Waterfowl seem to harbor the widest range of CoVs, about 96 varieties, if not more, from gamma- and delta-CoVs. Among the many waterfowl that feed with aquatic environments, ducks appear to be the group with the higher diversity. Some migratory birds have an expansive habitat and could, in theory, spread the virus effectively over a vast area. Research is required to explore the potential for CoV infection and transmission in these species.
Seals in a Florida aquarium are known to have died of CoV-induced hemorrhagic pneumonia half a century ago, called the HSCoV (Harbor Seal coronavirus) outbreak. Other CoV infections in these species have involved viral bronchitis in beluga whales and bottlenose dolphins, both of which live in groups promoting viral spread. Thus, monitoring is essential to maintain the health of these species and to prevent onward transmission to other wild species, as well as to humans who come into contact with these animals in water parks or aquariums, in food markets, and when working with them in the wild.
Happy Harbor Seal. Image Credit: Randy Bjorklund / Shutterstock
Can CoV in Aquatic Life Infect Humans?
While there is no literature on the actual spread of aquatic CoVs to humans, respiratory viruses have been carried to humans from wild or captive animals, as in the H7N7 flu virus, which infected people via an autopsy of a seal, or through aerosols from a captive sneezing seal.

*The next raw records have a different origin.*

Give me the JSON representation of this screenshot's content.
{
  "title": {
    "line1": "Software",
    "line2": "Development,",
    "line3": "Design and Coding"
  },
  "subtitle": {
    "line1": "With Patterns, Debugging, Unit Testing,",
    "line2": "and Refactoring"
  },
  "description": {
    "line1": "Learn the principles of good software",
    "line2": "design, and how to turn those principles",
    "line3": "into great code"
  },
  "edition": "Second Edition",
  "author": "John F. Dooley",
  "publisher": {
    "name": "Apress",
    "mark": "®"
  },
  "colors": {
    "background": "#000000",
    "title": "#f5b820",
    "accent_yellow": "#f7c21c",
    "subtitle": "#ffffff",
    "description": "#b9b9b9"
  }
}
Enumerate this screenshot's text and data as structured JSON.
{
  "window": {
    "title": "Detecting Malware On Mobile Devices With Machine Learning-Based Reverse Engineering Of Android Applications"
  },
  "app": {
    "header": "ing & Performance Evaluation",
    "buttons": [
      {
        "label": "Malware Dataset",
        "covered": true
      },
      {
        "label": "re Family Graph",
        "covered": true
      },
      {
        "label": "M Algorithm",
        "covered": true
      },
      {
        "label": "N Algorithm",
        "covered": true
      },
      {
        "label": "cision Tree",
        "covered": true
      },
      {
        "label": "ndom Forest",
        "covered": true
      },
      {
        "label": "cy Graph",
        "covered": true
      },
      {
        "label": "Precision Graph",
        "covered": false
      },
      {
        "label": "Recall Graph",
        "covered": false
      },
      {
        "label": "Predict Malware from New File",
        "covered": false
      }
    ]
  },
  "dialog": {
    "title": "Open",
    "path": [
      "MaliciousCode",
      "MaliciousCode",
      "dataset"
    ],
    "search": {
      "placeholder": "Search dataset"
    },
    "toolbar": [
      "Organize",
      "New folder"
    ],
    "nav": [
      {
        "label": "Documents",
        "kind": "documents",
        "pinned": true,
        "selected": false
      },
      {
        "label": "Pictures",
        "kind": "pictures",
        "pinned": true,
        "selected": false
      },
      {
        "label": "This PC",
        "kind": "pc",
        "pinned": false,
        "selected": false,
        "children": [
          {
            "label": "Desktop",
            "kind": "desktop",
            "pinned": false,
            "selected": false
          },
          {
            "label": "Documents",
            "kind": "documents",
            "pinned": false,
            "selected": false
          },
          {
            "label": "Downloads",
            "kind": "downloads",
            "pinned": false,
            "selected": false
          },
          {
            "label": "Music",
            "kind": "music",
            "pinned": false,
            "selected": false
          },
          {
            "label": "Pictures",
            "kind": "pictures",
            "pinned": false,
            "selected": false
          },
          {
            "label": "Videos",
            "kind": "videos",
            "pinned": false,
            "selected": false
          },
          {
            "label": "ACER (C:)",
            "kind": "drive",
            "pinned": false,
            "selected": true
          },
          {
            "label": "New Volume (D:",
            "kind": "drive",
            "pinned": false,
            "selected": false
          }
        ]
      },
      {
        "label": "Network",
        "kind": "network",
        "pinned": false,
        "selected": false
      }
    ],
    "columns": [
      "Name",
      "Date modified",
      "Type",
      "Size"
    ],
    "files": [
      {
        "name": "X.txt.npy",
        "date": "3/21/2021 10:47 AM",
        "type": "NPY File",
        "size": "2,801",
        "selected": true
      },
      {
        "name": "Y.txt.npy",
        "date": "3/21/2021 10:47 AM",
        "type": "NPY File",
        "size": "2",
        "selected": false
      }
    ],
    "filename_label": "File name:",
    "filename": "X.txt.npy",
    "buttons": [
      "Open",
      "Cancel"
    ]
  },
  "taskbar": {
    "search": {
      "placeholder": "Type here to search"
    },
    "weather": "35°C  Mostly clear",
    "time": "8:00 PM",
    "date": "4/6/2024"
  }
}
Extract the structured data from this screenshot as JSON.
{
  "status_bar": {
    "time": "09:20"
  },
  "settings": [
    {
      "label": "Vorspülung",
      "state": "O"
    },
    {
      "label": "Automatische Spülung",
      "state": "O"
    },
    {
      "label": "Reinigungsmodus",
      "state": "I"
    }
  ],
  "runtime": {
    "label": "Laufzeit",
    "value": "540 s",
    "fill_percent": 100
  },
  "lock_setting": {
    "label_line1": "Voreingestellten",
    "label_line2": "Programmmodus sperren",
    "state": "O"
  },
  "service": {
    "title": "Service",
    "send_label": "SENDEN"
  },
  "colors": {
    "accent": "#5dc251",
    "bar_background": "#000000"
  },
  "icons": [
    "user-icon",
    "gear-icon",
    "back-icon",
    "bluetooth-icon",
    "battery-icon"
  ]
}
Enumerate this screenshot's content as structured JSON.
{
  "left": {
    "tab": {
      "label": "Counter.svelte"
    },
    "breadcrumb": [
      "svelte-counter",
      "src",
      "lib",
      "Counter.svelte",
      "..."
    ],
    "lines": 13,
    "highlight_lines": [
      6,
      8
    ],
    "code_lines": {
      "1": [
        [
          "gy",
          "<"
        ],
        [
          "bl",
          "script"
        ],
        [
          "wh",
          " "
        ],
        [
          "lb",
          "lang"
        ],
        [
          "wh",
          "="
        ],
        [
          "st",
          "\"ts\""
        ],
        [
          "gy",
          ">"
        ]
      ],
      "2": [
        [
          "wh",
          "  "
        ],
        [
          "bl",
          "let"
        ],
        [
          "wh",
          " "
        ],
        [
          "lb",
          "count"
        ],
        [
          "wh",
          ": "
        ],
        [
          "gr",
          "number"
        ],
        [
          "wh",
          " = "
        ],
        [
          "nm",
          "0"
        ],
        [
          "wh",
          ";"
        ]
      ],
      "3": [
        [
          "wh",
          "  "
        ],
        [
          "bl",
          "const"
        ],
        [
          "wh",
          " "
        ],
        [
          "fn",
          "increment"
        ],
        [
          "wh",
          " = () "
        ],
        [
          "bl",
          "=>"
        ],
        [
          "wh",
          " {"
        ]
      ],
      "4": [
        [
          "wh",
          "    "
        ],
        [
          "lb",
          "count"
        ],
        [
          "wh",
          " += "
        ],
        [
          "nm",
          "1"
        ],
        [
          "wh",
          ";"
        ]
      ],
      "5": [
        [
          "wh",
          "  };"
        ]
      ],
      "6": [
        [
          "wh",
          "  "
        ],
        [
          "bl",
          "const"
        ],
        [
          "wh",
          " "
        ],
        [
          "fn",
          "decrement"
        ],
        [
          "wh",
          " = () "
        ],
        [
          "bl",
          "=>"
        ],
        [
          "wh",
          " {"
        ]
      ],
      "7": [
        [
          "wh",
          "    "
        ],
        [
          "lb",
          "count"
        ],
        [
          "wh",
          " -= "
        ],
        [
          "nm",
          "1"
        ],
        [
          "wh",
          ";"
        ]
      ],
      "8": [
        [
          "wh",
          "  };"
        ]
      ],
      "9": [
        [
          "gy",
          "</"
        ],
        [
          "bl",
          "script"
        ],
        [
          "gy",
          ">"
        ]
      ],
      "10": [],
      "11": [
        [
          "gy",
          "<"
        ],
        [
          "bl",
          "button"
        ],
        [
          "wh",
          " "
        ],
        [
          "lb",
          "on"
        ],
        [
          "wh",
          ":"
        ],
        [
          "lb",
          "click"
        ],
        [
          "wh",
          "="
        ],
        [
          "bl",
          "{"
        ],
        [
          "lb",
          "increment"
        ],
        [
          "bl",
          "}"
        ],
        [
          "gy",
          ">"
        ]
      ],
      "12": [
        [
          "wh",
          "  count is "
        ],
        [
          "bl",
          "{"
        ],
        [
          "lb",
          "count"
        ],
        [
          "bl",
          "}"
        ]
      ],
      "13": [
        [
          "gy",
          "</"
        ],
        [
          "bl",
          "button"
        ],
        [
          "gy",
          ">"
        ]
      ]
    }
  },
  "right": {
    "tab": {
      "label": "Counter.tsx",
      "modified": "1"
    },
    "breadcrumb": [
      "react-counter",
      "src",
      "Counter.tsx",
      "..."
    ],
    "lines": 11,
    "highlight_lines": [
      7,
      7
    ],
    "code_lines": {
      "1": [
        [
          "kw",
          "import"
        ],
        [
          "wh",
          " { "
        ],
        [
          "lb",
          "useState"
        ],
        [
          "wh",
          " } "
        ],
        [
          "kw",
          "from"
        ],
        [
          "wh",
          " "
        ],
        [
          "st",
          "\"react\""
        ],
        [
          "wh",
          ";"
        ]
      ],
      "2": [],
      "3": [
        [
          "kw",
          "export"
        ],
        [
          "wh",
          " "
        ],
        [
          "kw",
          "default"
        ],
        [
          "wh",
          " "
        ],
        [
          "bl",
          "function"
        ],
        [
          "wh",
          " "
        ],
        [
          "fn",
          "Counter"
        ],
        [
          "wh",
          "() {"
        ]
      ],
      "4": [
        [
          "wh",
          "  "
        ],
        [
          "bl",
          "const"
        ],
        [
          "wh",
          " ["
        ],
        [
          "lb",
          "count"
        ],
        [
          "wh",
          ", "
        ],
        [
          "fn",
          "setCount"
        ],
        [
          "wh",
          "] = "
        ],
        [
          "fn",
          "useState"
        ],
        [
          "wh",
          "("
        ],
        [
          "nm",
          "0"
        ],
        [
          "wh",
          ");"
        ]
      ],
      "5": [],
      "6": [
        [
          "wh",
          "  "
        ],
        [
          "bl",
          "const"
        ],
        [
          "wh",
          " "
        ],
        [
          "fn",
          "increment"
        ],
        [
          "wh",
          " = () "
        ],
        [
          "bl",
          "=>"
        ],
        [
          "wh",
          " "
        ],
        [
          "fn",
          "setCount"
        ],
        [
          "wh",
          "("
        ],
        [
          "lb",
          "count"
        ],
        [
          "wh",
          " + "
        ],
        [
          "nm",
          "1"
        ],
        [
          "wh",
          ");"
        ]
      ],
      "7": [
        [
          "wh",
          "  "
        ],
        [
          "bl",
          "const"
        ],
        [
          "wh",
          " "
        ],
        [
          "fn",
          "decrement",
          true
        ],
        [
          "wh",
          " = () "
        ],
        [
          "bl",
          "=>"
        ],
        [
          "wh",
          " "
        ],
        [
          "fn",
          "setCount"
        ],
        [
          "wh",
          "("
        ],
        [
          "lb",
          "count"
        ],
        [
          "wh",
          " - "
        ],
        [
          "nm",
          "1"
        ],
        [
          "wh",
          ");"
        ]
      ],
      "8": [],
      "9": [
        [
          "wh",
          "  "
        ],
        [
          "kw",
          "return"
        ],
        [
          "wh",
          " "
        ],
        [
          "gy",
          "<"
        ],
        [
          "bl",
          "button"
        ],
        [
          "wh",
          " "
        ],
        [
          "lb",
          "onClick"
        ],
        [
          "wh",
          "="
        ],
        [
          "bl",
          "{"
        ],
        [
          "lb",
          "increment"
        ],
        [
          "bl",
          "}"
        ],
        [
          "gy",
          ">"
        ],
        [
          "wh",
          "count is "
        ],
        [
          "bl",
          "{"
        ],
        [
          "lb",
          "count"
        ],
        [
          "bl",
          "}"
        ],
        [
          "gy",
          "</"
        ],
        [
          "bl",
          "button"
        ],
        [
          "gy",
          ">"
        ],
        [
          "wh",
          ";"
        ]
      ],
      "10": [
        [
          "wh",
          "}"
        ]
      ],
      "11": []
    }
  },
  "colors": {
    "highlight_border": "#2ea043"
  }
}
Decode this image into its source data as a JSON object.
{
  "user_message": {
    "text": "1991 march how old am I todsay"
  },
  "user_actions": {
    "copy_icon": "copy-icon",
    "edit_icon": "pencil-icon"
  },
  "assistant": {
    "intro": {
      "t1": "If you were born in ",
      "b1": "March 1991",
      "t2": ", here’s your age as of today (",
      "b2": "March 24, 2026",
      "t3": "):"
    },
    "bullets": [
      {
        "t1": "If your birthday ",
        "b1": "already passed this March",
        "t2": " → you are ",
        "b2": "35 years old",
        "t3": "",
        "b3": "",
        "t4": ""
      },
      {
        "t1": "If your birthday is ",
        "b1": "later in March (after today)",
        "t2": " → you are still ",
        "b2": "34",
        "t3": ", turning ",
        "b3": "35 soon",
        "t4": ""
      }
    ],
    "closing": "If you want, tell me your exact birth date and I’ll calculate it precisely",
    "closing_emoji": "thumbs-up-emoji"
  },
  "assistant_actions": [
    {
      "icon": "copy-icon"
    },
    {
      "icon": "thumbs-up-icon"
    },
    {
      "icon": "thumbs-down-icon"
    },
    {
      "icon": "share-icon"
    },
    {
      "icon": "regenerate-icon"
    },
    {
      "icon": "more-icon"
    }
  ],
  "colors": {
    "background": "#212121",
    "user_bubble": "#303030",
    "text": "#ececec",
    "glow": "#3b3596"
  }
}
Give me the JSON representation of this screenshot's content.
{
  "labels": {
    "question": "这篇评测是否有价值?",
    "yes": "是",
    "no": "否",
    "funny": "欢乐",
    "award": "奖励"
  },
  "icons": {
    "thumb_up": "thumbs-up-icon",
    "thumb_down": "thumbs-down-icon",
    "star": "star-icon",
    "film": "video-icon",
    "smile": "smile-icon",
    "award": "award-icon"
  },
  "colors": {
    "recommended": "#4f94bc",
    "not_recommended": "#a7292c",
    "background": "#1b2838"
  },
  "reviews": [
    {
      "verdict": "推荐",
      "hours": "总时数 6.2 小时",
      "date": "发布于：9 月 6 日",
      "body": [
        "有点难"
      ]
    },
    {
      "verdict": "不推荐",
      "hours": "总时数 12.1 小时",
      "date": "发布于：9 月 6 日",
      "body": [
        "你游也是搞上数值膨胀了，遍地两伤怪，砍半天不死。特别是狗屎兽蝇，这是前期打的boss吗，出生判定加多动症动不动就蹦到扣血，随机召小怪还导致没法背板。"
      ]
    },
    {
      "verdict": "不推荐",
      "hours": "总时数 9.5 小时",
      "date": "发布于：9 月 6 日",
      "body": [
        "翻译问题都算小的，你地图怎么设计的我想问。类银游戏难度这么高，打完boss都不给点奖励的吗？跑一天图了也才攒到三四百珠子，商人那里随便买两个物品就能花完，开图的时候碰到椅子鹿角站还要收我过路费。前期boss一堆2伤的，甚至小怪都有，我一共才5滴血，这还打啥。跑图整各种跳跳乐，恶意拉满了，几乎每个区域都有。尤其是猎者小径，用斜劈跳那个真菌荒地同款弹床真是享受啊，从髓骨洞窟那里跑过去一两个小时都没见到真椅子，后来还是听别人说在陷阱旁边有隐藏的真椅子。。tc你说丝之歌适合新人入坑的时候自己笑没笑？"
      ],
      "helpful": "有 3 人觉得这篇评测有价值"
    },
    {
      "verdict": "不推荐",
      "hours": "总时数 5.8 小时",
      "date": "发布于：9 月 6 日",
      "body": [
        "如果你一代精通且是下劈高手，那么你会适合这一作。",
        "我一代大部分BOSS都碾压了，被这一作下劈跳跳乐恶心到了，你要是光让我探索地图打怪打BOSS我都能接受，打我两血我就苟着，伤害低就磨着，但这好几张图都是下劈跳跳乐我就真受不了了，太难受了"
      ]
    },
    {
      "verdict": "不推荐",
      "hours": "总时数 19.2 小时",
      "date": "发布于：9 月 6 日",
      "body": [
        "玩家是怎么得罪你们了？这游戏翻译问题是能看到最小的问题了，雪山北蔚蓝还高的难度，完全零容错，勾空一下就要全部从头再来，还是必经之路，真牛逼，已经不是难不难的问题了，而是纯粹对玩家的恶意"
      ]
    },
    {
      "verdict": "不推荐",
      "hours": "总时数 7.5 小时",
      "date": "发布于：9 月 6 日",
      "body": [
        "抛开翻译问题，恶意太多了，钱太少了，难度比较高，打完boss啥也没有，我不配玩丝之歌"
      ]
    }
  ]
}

The outcome, however, was conjunctivitis, rather than flu or respiratory disease. While many other viral infections have been detected in shellfish, involving human enteric viruses like hepatitis A virus, norovirus, rotavirus, and enterovirus, CoV outbreaks have not been recorded. H5N1 and A1 avian influenza viruses are associated with birds and are very contagious, spreading through infected duck meat and blood to humans. Ducks being very susceptible to CoVs, careful monitoring is required to make sure the same does not happen with these pathogens.
In the absence of recorded spread of SARSC-CoV-2 through aquatic organisms, the World Health Organization (WHO) and other health organizations have advised that wild animal markets should be avoided, while also ensuring that contact with farmed animals should be with due precautions. Meanwhile, further studies will occur to understand the effects of mutations and other genetic adaptations on changing routes of transmission between humans and animals, and the emergence of natural reservoirs.
The study sums up, “The diversity and presence of CoVs in aquatic organisms should be monitored to understand their infectious potential better and avoid future outbreaks in the wild, which eventually could also reach humans.”
preprints.org publishes preliminary scientific reports that are not peer-reviewed and, therefore, should not be regarded as conclusive, guide clinical practice/health-related behavior, or treated as established information.